Mat Staver, Dean of Liberty University’s College of Law also emphasized Christian-based justice at the press conference. “We believe that there is a duty that all individuals and communities of faith had to extend a hand of loving compassion and care for those in poverty and distress and the sanctity of life also includes the notion of justice, to do justice and to raise up those downtrodden and those who are poor,” he said. Staver then defined marriage “as a union of one man and one woman” and called it “the first form of government.”

The Freedom Federation issued its own “Declaration of American Values,” which Staver said included “values that transcend political parties, times and cultures” such as

• “the sanctity of life,”
• traditional marriage,
• “parental rights,”
• freedom of religion and religious worship,
• “moral dignity,”
• “the right to bear arms,”
• “the right to a secure checks and balances” in government,
• “national sovereignty,”
• “fair” immigration policies, and
• “economic freedom.”

Ken Blackwell, the Chairman of the Coalition for a Conservative Majority, argued that his faith supported limited government values. He said that “there were two Newsweek cover stories that at least advanced a point of view that needed to be countered, and I think the [Freedom] Federation begins to be a voice to this conversation;” the first article was “one in February that said that ‘we’re all socialists now.’ Well the heck we are.”

“This is not about the state, it is about the individual,” he argued. “It is time that folks who represent individual freedom give voice to this discussion and this civil debate,” he said.

Blackwell said the second Newsweek article that needed to be “countered” was “a mid-April cover story which said ‘The End of Christianity in America.’” He maintained that while not a Christian nation, America has a strong Christian heritage.

“We are looking for one that recognizes the second paragraph of the Declaration of Independence has some meaning when it says that we hold these truths to be self-evident and that is a very polite way of saying ‘any idiot should be able to get this,’” he said, adding “and that all of us are, you know, created equal and that we’re endowed by our creator with certain inalienable rights which means that our human rights are not grants from government as is the belief in socialist countries, but gifts from God, which is in keeping with our heritage.”

The stated reason for the federation was to mobilize grassroots on a national level on behalf of such issues without favoring a political party.

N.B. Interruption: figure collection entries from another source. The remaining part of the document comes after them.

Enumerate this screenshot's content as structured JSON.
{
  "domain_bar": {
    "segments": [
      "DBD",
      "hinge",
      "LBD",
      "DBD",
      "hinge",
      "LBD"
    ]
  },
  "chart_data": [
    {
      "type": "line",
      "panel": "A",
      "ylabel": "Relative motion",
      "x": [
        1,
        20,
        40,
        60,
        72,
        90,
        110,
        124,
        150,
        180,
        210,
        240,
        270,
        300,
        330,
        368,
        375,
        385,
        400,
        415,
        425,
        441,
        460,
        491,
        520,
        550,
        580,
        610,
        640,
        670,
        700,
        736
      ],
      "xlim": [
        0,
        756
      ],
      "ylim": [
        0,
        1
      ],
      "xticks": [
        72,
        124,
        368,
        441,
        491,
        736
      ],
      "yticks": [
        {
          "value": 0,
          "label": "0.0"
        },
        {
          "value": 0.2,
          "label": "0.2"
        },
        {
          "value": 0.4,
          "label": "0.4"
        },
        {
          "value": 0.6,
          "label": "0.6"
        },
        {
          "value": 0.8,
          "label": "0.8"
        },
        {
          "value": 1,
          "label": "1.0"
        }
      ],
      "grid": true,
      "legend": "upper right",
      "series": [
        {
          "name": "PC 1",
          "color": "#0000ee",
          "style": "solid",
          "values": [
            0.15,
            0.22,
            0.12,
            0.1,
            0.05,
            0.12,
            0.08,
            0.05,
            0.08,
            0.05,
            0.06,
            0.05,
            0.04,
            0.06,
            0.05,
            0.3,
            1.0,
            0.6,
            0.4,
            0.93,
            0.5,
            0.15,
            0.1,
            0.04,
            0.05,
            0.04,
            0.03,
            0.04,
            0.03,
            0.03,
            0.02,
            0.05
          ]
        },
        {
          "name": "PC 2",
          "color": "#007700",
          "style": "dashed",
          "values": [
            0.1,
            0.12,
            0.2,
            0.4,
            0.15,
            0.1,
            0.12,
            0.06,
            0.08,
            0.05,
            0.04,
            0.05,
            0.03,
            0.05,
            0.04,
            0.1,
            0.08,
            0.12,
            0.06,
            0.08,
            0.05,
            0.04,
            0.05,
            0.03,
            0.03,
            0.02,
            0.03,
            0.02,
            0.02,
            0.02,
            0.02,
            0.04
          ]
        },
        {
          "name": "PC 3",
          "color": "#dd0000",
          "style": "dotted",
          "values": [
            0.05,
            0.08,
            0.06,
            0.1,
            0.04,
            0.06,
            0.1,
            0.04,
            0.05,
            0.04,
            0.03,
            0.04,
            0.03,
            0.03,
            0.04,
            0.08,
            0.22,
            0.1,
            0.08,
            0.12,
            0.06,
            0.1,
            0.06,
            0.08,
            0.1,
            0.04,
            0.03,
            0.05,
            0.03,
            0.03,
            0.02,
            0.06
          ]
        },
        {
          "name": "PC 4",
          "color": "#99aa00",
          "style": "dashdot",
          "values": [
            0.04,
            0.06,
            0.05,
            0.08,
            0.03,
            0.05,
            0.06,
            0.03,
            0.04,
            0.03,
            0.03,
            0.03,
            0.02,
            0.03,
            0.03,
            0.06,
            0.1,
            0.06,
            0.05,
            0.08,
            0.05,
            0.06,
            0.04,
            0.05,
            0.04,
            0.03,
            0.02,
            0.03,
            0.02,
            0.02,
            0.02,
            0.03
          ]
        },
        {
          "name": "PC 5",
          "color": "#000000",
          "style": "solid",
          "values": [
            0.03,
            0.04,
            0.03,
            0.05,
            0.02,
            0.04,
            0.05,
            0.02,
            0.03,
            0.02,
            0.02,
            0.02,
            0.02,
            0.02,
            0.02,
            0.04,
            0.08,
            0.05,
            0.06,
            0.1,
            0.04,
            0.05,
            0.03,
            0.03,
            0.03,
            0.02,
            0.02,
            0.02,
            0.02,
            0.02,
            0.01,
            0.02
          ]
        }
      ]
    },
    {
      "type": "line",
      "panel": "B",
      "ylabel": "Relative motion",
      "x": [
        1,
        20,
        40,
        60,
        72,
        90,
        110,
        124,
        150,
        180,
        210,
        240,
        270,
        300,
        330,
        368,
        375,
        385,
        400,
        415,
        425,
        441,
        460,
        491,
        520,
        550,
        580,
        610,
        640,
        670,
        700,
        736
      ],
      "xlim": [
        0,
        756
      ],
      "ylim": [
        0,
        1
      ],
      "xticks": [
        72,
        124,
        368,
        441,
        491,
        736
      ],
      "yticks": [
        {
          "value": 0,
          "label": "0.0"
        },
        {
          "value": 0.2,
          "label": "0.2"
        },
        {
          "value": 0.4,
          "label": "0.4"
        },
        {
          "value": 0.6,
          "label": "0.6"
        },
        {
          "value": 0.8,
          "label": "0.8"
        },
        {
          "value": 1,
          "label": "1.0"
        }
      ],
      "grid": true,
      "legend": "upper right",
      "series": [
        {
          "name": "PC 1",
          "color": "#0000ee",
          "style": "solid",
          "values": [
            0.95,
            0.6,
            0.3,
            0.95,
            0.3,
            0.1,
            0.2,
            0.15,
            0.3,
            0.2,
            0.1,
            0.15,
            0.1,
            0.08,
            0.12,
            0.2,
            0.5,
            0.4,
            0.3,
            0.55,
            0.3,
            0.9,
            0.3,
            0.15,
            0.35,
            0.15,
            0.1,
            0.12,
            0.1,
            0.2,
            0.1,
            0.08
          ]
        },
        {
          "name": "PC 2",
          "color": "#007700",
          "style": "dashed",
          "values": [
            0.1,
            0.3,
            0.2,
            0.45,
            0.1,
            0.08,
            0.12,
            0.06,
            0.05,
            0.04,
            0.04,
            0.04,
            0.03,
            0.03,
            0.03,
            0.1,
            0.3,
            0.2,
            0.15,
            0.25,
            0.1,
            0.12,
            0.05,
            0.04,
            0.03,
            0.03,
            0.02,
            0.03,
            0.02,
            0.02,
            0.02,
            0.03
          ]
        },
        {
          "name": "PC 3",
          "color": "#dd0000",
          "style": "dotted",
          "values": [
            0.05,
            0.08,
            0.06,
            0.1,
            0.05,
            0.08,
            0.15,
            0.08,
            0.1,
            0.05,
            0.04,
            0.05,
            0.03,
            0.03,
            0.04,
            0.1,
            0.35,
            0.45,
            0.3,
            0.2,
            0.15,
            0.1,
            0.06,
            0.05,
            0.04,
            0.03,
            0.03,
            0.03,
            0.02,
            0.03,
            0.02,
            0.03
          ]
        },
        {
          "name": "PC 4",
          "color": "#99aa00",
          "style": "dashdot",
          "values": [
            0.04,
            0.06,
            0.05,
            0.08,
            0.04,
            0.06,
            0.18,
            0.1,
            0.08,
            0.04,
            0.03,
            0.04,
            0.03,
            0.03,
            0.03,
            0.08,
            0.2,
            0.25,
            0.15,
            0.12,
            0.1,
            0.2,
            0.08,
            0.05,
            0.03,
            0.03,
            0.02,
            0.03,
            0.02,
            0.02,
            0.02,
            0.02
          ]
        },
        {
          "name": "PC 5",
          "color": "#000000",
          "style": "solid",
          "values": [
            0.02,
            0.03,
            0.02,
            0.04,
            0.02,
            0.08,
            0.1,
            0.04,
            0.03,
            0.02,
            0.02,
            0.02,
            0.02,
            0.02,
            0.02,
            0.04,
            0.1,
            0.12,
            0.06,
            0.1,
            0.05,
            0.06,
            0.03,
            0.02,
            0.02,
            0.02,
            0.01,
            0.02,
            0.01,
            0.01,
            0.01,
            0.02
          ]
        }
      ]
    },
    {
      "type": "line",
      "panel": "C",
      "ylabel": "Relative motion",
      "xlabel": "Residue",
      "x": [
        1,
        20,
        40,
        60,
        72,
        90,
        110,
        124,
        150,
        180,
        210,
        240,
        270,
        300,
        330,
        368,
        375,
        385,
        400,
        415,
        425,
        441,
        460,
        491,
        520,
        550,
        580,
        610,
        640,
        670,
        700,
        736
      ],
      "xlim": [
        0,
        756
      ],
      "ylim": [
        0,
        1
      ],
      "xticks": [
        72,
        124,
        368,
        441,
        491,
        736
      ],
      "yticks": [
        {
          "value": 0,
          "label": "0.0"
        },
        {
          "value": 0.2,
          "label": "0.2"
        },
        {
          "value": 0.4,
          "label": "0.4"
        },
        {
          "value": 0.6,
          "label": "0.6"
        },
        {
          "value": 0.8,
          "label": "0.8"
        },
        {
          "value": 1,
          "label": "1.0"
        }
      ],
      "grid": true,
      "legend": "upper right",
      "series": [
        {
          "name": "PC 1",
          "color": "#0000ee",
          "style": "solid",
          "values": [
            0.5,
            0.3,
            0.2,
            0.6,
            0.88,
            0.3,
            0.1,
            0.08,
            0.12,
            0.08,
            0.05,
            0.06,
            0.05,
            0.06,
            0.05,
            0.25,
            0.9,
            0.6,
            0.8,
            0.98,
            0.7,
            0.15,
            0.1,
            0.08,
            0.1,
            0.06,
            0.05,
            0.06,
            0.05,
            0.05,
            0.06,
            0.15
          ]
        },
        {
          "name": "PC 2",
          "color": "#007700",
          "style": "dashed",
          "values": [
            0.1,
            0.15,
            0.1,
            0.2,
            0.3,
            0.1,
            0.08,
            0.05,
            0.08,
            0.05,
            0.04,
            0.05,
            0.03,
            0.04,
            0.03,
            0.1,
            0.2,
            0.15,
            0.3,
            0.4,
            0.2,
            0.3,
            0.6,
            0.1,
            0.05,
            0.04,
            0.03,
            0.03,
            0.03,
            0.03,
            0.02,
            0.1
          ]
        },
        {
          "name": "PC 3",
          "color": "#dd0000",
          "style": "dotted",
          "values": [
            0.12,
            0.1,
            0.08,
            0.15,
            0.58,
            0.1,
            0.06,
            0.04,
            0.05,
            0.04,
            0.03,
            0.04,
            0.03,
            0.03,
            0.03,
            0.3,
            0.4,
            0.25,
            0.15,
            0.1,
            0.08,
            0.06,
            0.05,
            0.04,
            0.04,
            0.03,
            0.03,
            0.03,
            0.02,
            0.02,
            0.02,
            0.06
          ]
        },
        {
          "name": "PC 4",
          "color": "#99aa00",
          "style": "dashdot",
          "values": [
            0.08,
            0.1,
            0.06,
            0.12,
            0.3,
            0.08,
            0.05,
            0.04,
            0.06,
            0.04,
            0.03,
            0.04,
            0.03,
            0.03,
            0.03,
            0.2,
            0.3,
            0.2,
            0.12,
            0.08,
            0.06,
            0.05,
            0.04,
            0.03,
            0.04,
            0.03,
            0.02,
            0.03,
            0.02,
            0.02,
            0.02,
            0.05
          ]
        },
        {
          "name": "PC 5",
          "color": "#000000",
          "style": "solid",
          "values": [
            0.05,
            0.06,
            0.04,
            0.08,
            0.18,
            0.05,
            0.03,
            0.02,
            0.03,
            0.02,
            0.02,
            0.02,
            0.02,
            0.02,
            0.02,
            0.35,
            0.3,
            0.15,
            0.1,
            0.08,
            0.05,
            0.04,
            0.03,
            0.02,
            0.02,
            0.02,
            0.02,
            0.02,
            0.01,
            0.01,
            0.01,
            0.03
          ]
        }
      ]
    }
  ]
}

However, Staver told this correspondent that the Freedom Federation would use preexisting infrastructure from national organizations who may or may not participate in any particular initiative. There is also no established mechanism for funding initiatives, representatives said at the conference.

Blackwell tried to sum up the atmosphere of the coalition as not about having “paid your dues,” but rather “do you have something to say, do you believe in something passionately and are you willing to get into a conversation with people [of like] views.”

Bethany Stotts is a staff writer at Accuracy in Academia.